The school has now hired a full-time historian to assist a professor working to document the lives of those buried there, and promised to work with local Black leaders to decide how best to memorialize the site.
“We are committed to taking all the critically important actions to enhance these grounds, preserve these gravesites and to ensure the people buried there are properly honored and respected,” Smyth McKissick, chairman of Clemons’s board of trustees, said in a statement.
The discovery adds new pressure on Clemson to further acknowledge its deep-rooted connections to slavery. The university is built on the Fort Hill Plantation, which belonged to Calhoun, a politician who vehemently defended slavery throughout his career. In June, after pressure from students and graduates, including two NFL players, Clemson removed Calhoun’s name from the honors college, and voted to rename another building honoring Ben Tillman, a senator and governor who was a white supremacist and helped found Clemson.
The university says it’s making concerted efforts to bring transparency to its history.
“Clemson is dedicated to developing and sharing a full and accurate history of this area and to develop a preservation plan to protect it and those who rest here,” McKissick said in the news release.
When he wasn’t in Washington serving as a vice president, secretary of state or in the Senate, Calhoun was at Fort Hill Plantation, where he owned 70 to 80 enslaved people, according to Clemson’s history. Calhoun was outspoken about his support of slavery, calling it a “positive good.” When he died, the plantation and enslaved people were passed down to his children. His daughter Anna Maria married Thomas Green Clemson, a politician who fought for the Confederates. The two lived at Fort Hill and when Clemson died, he left the plantation to the state, requesting that it establish a college there in his name.
The Calhoun family is buried in the center of Woodland Cemetery, which now sits next to Clemson’s football stadium. In 1922, the cemetery expanded to include faculty.
It is unclear how long the university knew enslaved people were also buried there in unmarked graves. In September 1960, Clemson got court approval to move buried remains that were marked with fieldstones, which were typically used as grave markers for African Americans, several hundred feet south. According to the news release, the university attempted to identify and preserve the original gravesites in the early 1990s and again in the early 2000s, but the efforts were “inconclusive.”
The latest project at the cemetery began in February when students who were touring the campus through a program called “Call My Name,” which chronicles the history of African Americans at Clemson, visited the disheveled gravesite, south of the Calhoun family plot, which was sectioned off by a fence.
“They came to me very distraught, very upset and asked what could be done,” Rhondda R. Thomas, a professor of 18th and 19th-century African American literature who started the program, told WYFF.
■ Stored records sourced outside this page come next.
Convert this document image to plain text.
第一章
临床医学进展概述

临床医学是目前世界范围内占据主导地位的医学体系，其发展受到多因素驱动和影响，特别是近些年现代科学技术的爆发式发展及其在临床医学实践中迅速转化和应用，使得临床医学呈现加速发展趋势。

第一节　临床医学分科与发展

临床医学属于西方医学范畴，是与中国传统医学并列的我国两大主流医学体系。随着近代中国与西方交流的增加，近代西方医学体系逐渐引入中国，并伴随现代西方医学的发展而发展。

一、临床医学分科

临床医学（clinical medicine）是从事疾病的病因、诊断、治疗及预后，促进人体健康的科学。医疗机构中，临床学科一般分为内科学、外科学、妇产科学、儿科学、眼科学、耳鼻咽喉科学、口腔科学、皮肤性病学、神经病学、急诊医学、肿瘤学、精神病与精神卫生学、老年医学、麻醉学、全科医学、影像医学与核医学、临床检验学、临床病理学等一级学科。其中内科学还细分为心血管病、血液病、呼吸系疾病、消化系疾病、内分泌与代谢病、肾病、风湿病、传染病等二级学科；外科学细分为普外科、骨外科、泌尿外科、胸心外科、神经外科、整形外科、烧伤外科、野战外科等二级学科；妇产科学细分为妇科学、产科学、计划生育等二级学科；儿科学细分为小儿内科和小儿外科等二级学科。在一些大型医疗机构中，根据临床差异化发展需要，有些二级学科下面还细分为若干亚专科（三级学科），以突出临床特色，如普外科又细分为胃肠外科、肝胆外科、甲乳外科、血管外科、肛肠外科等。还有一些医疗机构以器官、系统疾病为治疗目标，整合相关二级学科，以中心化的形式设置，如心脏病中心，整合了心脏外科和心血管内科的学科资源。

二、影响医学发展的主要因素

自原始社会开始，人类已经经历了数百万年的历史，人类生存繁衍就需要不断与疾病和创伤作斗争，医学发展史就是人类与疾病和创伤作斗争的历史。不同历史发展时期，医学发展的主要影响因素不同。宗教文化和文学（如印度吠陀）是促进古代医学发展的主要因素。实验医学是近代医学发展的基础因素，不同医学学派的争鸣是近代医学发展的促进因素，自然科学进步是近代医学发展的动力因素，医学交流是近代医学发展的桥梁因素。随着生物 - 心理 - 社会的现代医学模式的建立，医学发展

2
Thomas encouraged the students to talk to the university’s historian, Paul Anderson. By June, Anderson formed a team to start surveying the area, looking out for groups of fieldstones and marking them with a small flag. But they soon found stones outside the fenced-in area that was designated as the slaves’s burial site.
“That got us curious.” Anderson told WYFF.
So his team expanded the search, exploring the land south and west of the site, eventually making their way around the three-acre cemetery. On July 28, they received a copy of the 1960 court order, explaining why they found fieldstones in other areas of the cemetery. The following day the site team used ground penetrating radar to locate the unmarked graves. In all, the team found 215 graves and expect to find even more.
In addition to enslaved people, sharecroppers and laborers are also buried there, alongside some prisoners who helped build the school. All of the people in the unmarked graves are African American, the school said.
“Testing shows disturbed soil roughly five feet beneath the surface indicating possible burial sites,” the news release said. “Continued investigation of the cemetery could identify additional potential burial sites in the coming weeks and months.”
The discovery has forced the university to accepts its past failings in preserving the graves. On the website chronicling the project, the team says “the university has failed to properly honor, mark, or protect this burial ground despite some attempts to do so since 1946.”
They added: “What we know now is disturbing enough to raise significant and uncomfortable questions that will likely take several years of research to answer.”
Clemson also plans to erect new signage to properly identifying the areas of the unmarked graves, to build better fencing and to better maintain the area. The university also enlisted Thomas to work with the local Black community to decide how best to honor the people buried in Woodland Cemetery.
“We know that people want answers now that the discovery is known,” Thomas told WYFF. “And we want to assure the public and the local African American community that the work continues and that we will continue working on this as long as it takes to get the answers that we need.”